The [prediction] model is based on an “exciting area” of mathematics known as hyperbolic geometry, he explained.
Whereas many retail AI tools rely on predictive models and/or propensity models to forecast customer behavior, hyperbolic geometry enables Movable Ink to map customer behavior, product catalog and content performance in a three-dimensional geometry. This visibility provides important insights for marketers and creative teams, said Sharma.
So if I’m understanding this correctly, marketers (most of whom don’t know - and I apologize here for several reasons - jack crap about the differences in modeling methods) are being told that Movable Ink is better than the competition because hyperbolic geometry (rather than those stupid predictive and/or propensity models) allows this company to create a three-dimensional geometry (?) that will provide my junior designer some insights.
In an early issue of Gobbledy I talked about how Warby Parker had a brilliant strategy to use PR to position the company against the 500 pound gorilla of glasses, Luxottica. Every bit of press featured one of the founders mentioning how Luxottica sold glasses for $500, while Warby sold equally great glasses for $95. That was the PR strategy - make people think that Warby sold Luxottica-level glasses for 80% less.
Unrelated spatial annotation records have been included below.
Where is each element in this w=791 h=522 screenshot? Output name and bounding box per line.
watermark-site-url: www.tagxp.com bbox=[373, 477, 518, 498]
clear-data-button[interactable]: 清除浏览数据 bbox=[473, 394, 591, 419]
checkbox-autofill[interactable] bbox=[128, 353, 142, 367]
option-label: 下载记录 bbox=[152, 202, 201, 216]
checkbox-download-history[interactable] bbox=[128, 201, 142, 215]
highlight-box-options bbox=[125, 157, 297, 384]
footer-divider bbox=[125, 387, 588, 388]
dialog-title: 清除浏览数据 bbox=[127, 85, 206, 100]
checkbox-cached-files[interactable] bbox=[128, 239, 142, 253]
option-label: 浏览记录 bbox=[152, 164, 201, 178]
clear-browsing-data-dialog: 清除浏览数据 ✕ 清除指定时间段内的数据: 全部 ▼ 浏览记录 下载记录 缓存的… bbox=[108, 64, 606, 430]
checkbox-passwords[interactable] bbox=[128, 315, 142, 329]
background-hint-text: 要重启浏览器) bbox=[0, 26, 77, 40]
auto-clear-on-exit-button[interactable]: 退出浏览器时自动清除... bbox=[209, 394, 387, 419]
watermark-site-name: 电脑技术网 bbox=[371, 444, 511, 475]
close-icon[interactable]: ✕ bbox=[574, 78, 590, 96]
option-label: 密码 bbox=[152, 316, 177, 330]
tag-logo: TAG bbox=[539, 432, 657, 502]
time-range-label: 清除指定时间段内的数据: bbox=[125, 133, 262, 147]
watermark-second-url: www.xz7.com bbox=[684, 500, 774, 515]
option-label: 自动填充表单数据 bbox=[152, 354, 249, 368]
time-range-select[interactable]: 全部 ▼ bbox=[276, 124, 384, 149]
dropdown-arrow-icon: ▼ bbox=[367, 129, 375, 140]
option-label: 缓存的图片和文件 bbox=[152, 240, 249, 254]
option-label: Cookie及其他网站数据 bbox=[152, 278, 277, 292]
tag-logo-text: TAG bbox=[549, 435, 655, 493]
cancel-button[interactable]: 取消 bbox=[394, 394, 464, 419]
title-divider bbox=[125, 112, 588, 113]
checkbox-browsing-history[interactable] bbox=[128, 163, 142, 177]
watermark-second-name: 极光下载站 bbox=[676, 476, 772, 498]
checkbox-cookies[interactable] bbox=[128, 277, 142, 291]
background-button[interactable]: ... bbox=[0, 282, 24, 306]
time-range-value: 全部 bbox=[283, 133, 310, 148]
What was the PR strategy here? To show how Lands End does some cool stuff with Movable Ink, but then focus on incomprehensible-to-non-data-scientist differences in how their models were built?
That’s some silliness.
It’s really some silliness because Movable actually HAS a differentiated product - you ever get an email and there’s a live countdown clock in it? That’s them. Their messaging should be something like: “It’s like email, only relevant.”
Hyperbolic geometry, my ass.
It is not lost on me that my marketing strategy for my consulting business appears to be, “Crap all over a company, then hope they’ll hire me.” Yeah, that doesn’t make much sense. So I hope Movable Ink doesn’t hire me. I was always terrible at geometry anyway. (Marketing strategy #2: telling people they can’t have something makes them want it more.)
Thanks as always for reading - I know you have other stuff to read, and you could’ve read that instead. I’m glad you didn’t. That other thing was boring.
I think I can say with definition that anyone who doesn't know who Winger is/was doesn't deserve to read our column....what's that now?
There is ALWAYS competition, including the most formidable one, "do nothing."